God Has Chosen, Mark R. Lindsay. Downers Grove: IVP Academic, 2020.
Summary: A survey of the development of the doctrine of election throughout Christian history, including discussions of human freedom, those who are not of the elect, and the status of Israel as chosen.
The idea of election, that God chooses a people for God’s self, is one precious to some, an assurance of belonging and of God having done something we could not do. It is threatening to others–how may I know I am among the elect, and how can God save some and not others?
From the writers of scripture to the present day, the church’s theologians have wrestled with these ideas. What Mark R. Lindsay does in this work is to trace the development of this doctrine throughout Christian history. After an introduction in which he differentiates his approach from other contemporary scholars, he begins with some of the key texts on election from both testaments, emphasizing that any idea of chosenness has to draw upon what this meant for Israel. This is followed by a consideration of the early fathers: Ignatius of Antioch, Origen, Cyprian, and Augustine. This was a formative period for the church’s doctrine and the corresponding question of who is “in” and who is “out” that reflect their convictions about election.
In subsequent chapters Lindsay considers two or three key thinkers in each chapter. Chapter three focuses on Aquinas and Duns Scotus, where the elect and citizens of the state were more or less one and the same. Chapter four focuses on three Reformation figures: Calvin, Beza, and Arminius. Striking here is the relatively limited space devoted to this by Calvin, the expansion and extension of Calvin’s thought by Beza, and the responses of Arminius regarding human agency and God’s salvation.
Chapter five addresses early modernity and Lindsay offers an interesting pairing of Schliermacher and J. N. Darby. On the face, they could not be more different but Lindsay argues for an expansive vision of God’s electing will as something they had in common. Chapter six focuses on Barth alone, and the development of his thought over the course of his career, particularly as his thought focused on Christ and the community formed in him, and its resistance to Nazi ideology. The final chapter then considers the Holocaust. If God chose the Jewish people in some way, what then do we make of the near extermination of that people? Does this deny the existence of God, or is the remnant that survives one more evidence of God’s continuing relation with this people? Or is this one more place to argue for a free will theodicy? And how ought Christians think of the Jewish people given the dangers of supercessionism?
Throughout the book, Lindsay explores the differing ways thinkers understood the elect and “the reprobate.” In his conclusion, he shows his own hand in expressing a tentative hopeful universalism grounded in our own incapacity to fully understand the mind of God. He cites Revelation 22:17: “Let everyone who is thirsty come.

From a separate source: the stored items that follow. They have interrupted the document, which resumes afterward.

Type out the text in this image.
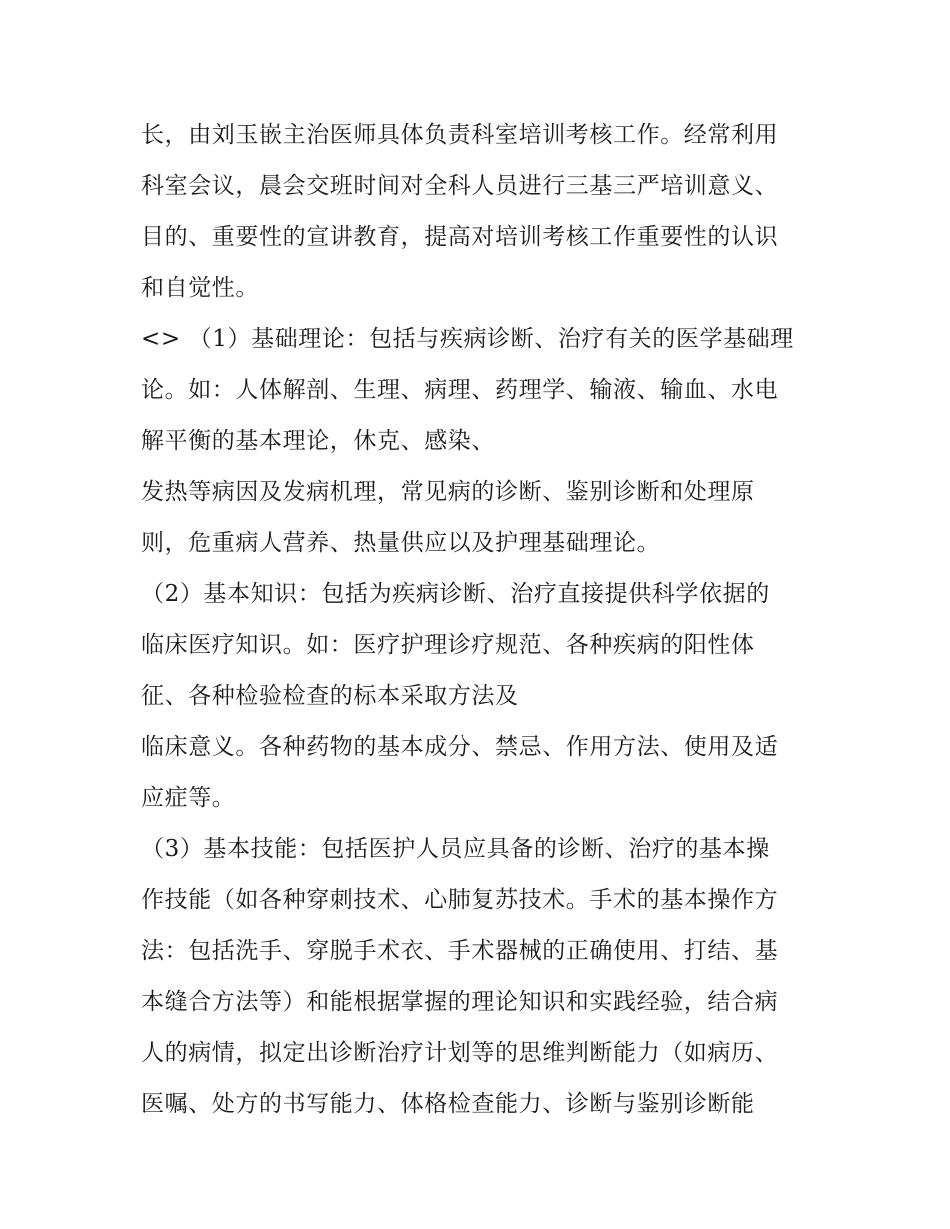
长，由刘玉嵌主治医师具体负责科室培训考核工作。经常利用
科室会议，晨会交班时间对全科人员进行三基三严培训意义、
目的、重要性的宣讲教育，提高对培训考核工作重要性的认识
和自觉性。
<> （1）基础理论：包括与疾病诊断、治疗有关的医学基础理
论。如：人体解剖、生理、病理、药理学、输液、输血、水电
解平衡的基本理论，休克、感染、
发热等病因及发病机理，常见病的诊断、鉴别诊断和处理原
则，危重病人营养、热量供应以及护理基础理论。
（2）基本知识：包括为疾病诊断、治疗直接提供科学依据的
临床医疗知识。如：医疗护理诊疗规范、各种疾病的阳性体
征、各种检验检查的标本采取方法及
临床意义。各种药物的基本成分、禁忌、作用方法、使用及适
应症等。
（3）基本技能：包括医护人员应具备的诊断、治疗的基本操
作技能（如各种穿刺技术、心肺复苏技术。手术的基本操作方
法：包括洗手、穿脱手术衣、手术器械的正确使用、打结、基
本缝合方法等）和能根据掌握的理论知识和实践经验，结合病
人的病情，拟定出诊断治疗计划等的思维判断能力（如病历、
医嘱、处方的书写能力、体格检查能力、诊断与鉴别诊断能
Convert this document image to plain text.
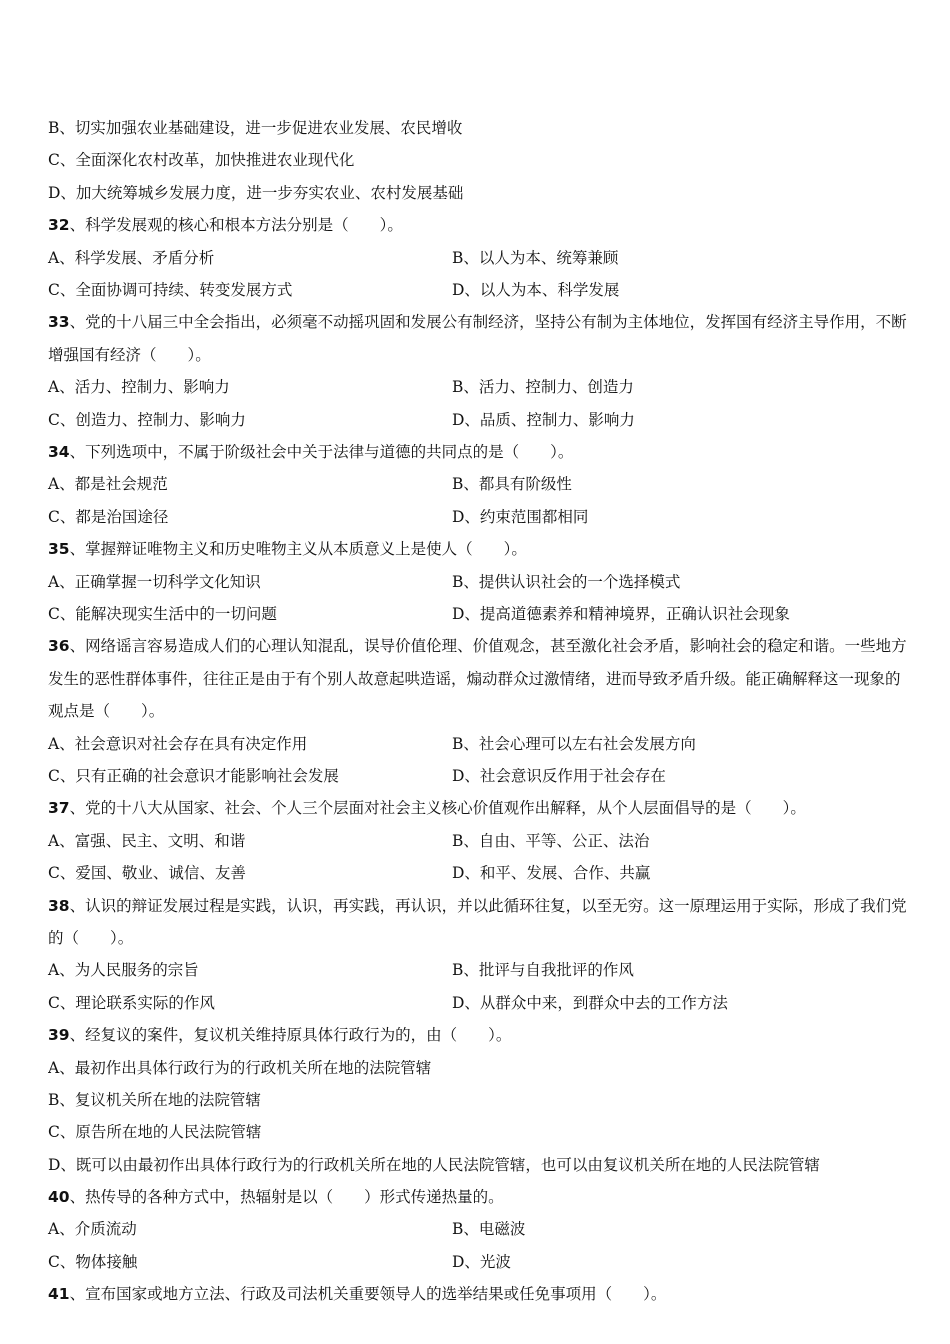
B、切实加强农业基础建设，进一步促进农业发展、农民增收
C、全面深化农村改革，加快推进农业现代化
D、加大统筹城乡发展力度，进一步夯实农业、农村发展基础
32、科学发展观的核心和根本方法分别是（　　）。
A、科学发展、矛盾分析	B、以人为本、统筹兼顾
C、全面协调可持续、转变发展方式	D、以人为本、科学发展
33、党的十八届三中全会指出，必须毫不动摇巩固和发展公有制经济，坚持公有制为主体地位，发挥国有经济主导作用，不断增强国有经济（　　）。
A、活力、控制力、影响力	B、活力、控制力、创造力
C、创造力、控制力、影响力	D、品质、控制力、影响力
34、下列选项中，不属于阶级社会中关于法律与道德的共同点的是（　　）。
A、都是社会规范	B、都具有阶级性
C、都是治国途径	D、约束范围都相同
35、掌握辩证唯物主义和历史唯物主义从本质意义上是使人（　　）。
A、正确掌握一切科学文化知识	B、提供认识社会的一个选择模式
C、能解决现实生活中的一切问题	D、提高道德素养和精神境界，正确认识社会现象
36、网络谣言容易造成人们的心理认知混乱，误导价值伦理、价值观念，甚至激化社会矛盾，影响社会的稳定和谐。一些地方发生的恶性群体事件，往往正是由于有个别人故意起哄造谣，煽动群众过激情绪，进而导致矛盾升级。能正确解释这一现象的观点是（　　）。
A、社会意识对社会存在具有决定作用	B、社会心理可以左右社会发展方向
C、只有正确的社会意识才能影响社会发展	D、社会意识反作用于社会存在
37、党的十八大从国家、社会、个人三个层面对社会主义核心价值观作出解释，从个人层面倡导的是（　　）。
A、富强、民主、文明、和谐	B、自由、平等、公正、法治
C、爱国、敬业、诚信、友善	D、和平、发展、合作、共赢
38、认识的辩证发展过程是实践，认识，再实践，再认识，并以此循环往复，以至无穷。这一原理运用于实际，形成了我们党的（　　）。
A、为人民服务的宗旨	B、批评与自我批评的作风
C、理论联系实际的作风	D、从群众中来，到群众中去的工作方法
39、经复议的案件，复议机关维持原具体行政行为的，由（　　）。
A、最初作出具体行政行为的行政机关所在地的法院管辖
B、复议机关所在地的法院管辖
C、原告所在地的人民法院管辖
D、既可以由最初作出具体行政行为的行政机关所在地的人民法院管辖，也可以由复议机关所在地的人民法院管辖
40、热传导的各种方式中，热辐射是以（　　）形式传递热量的。
A、介质流动	B、电磁波
C、物体接触	D、光波
41、宣布国家或地方立法、行政及司法机关重要领导人的选举结果或任免事项用（　　）。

Let anyone who wishes take the water of life” (Italics in the author’s citation of this verse). The author warns against “definitive pronouncements,” which is warranted. Given the testimony of the whole of scripture, and particularly that of our Lord, I think there might also be a caution against “speculative suggestions” that may soften the plain warnings of scripture. I believe we may hope and find comfort in the wideness of God’s electing grace while never presuming with regard to the warnings of judgment.
However one sorts these things out, this work is helpful in offering incisive summaries and comparisons of the thought of different key figures as well as an extensive bibliography. For a survey of two thousand years of thought, Lindsay has presented the reader with a work that is at once introductory and of significant depth on this important doctrine.
Disclosure of Material Connection: I received a complimentary review copy of this book from the publisher in exchange for an honest review. The opinions I have expressed are my own.